El control de la germinación tiene como objeto proteger la propiedad intelectual de
quienes han desarrollado la semilla. La compañía ve en la moratoria un deterioro de su
propia imagen y afirma que podría influir negativamente (¿todavía más, me pregunto
yo?) en la percepción pública de la biotecnología agrícola. No me refiero a la
percepción de los daños que el cultivo de plantas transgénicas pudiera causar al
ambiente o a la salud (bajo o nulo, por otra parte), sino a la discriminación económica
que implica. Muy pocos países pueden pagar el coste de este tipo de productos. Además,
muchas veces se riza el rizo y el cultivo de una especie mejorada exige la aplicación de
un agroquímico producido por la misma compañía.
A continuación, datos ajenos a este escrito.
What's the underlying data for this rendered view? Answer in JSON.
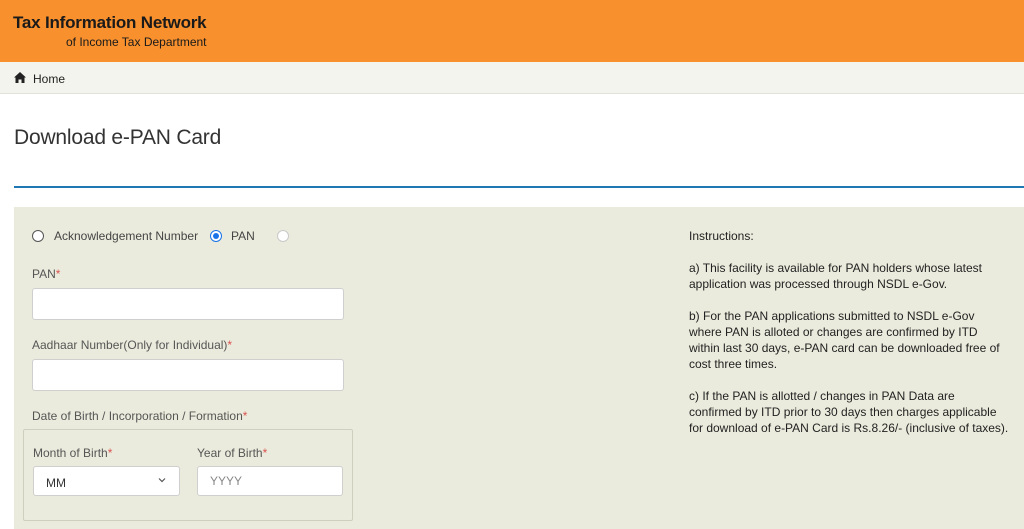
{
  "header": {
    "title": "Tax Information Network",
    "subtitle": "of Income Tax Department",
    "background_color": "#f7902d"
  },
  "breadcrumb": {
    "home_label": "Home",
    "home_icon": "home-icon"
  },
  "page": {
    "title": "Download e-PAN Card",
    "rule_color": "#1f78b4"
  },
  "form": {
    "radio_options": [
      {
        "label": "Acknowledgement Number",
        "checked": false
      },
      {
        "label": "PAN",
        "checked": true
      },
      {
        "label": "",
        "checked": false
      }
    ],
    "pan_label": "PAN",
    "pan_value": "",
    "aadhaar_label": "Aadhaar Number(Only for Individual)",
    "aadhaar_value": "",
    "dob_label": "Date of Birth / Incorporation / Formation",
    "month_label": "Month of Birth",
    "month_selected": "MM",
    "year_label": "Year of Birth",
    "year_placeholder": "YYYY",
    "required_marker": "*"
  },
  "instructions": {
    "heading": "Instructions:",
    "items": [
      "a) This facility is available for PAN holders whose latest application was processed through NSDL e-Gov.",
      "b) For the PAN applications submitted to NSDL e-Gov where PAN is alloted or changes are confirmed by ITD within last 30 days, e-PAN card can be downloaded free of cost three times.",
      "c) If the PAN is allotted / changes in PAN Data are confirmed by ITD prior to 30 days then charges applicable for download of e-PAN Card is Rs.8.26/- (inclusive of taxes)."
    ]
  }
}
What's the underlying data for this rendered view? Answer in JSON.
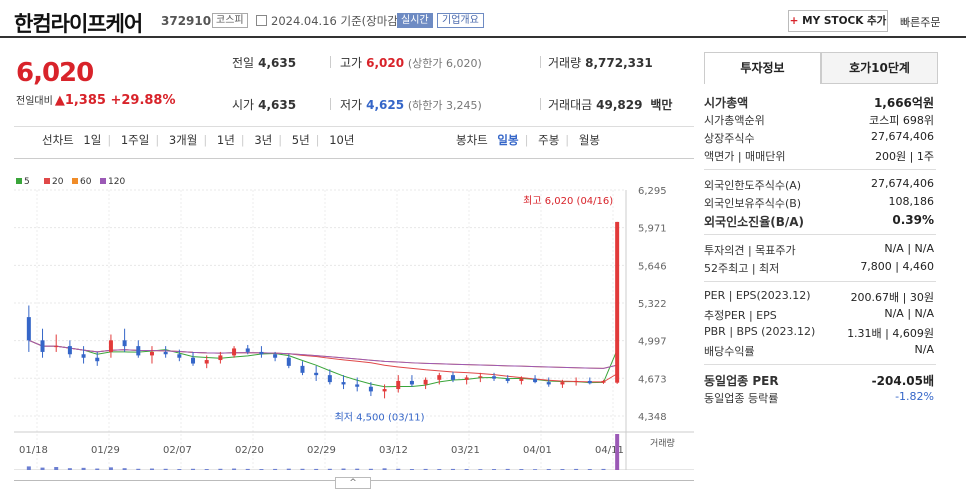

Si nos vamos a la salud, tenemos el mismo panorama. Un artículo publicado en Molecular
Medicine Today sobre la comercialización de la genética humana pone el dedo en la llaga
al señalar la gran importancia que está adquiriendo la investigación genética médica
en el sector privado. El problema es que tiene un alto coste que tiene que pagar el
usuario de los productos o de la tecnología obtenida. Si, según se dice en el mismo
número de la revista, el ministerio de Sanidad de Sudáfrica ha abandonado el programa
para administrar AZT a las embarazadas seropositivas por falta de fondos, ¿cómo se puede
tratar el sida en otros lugares de mayor incidencia y más bajas posibilidades
económicas? ¿No van a ser los países ricos cada vez más sanos y los pobres cada vez
más enfermos?
Recientemente hemos podido leer en la prensa una denuncia sobre la falta de interés
que al parecer muestran las compañías farmacéuticas por la vacuna contra el sida. Es
una postura comprensible, teniendo en cuenta el gasto que supone la aplicación de la
triple terapia. Pero ¿están supliendo esa falta de interés los organismos públicos?
¿Se puede conseguir algo dentro de un contexto a nivel nacional e internacional donde se
prima la investigación privada frente a la pública (o dicho de otro modo, la
investigación privada con fondos públicos?). Quizá esto suene algo exagerado, pero
corresponde a la realidad: la UE sólo subvenciona proyectos de investigación si
participan empresas interesadas en la comercialización de los posibles resultados
obtenidos.
La investigación es cara. La introducción de un nuevo producto farmacéutico puede
haber supuesto la inversión de varios miles de millones de pesetas. En principio parece
una carga difícil de soportar con financiación pública. Sin embargo, se olvida que,
indirectamente y en su mayor parte, se está subvencionando a través de la medicina
socializada. El valor intrínseco de una dosis de interferón o de un anticuerpo
monoclonal para diagnóstico es relativamente bajo, pero el valor añadido es muy alto,
como consecuencia de los gastos invertidos en investigación, los ensayos clínicos, los
fracasos y retrasos, la corta vida del disfrute de una patente en la que hay que recuperar
el capital invertido, y los beneficios de ese capital.
¿Cómo podría lograrse que los avances en agricultura, sanidad y medio ambiente
llegaran a todos? Es una pregunta de difícil contestación. ¿A través de la
beneficencia? ¿A través de subvenciones? ¿O con nuevas ideas sobre la distribución de
los fondos que los países desarrollados dedican o deberían dedicar a la investigación?
Para el aprovechamiento global de las nuevas tecnologías es imprescindible la
participación del sector público. Habría que pensar si, al menos en la investigación
en los campos mencionados, no convendría dejar a un lado la rentabilidad económica de la
inversión pública, aparte de hacer un esfuerzo general para incrementarla
significativamente.
José Olivares Pascual es profesor de investigación del CSIC en la
Estación Experimental del Zaidín (Granada).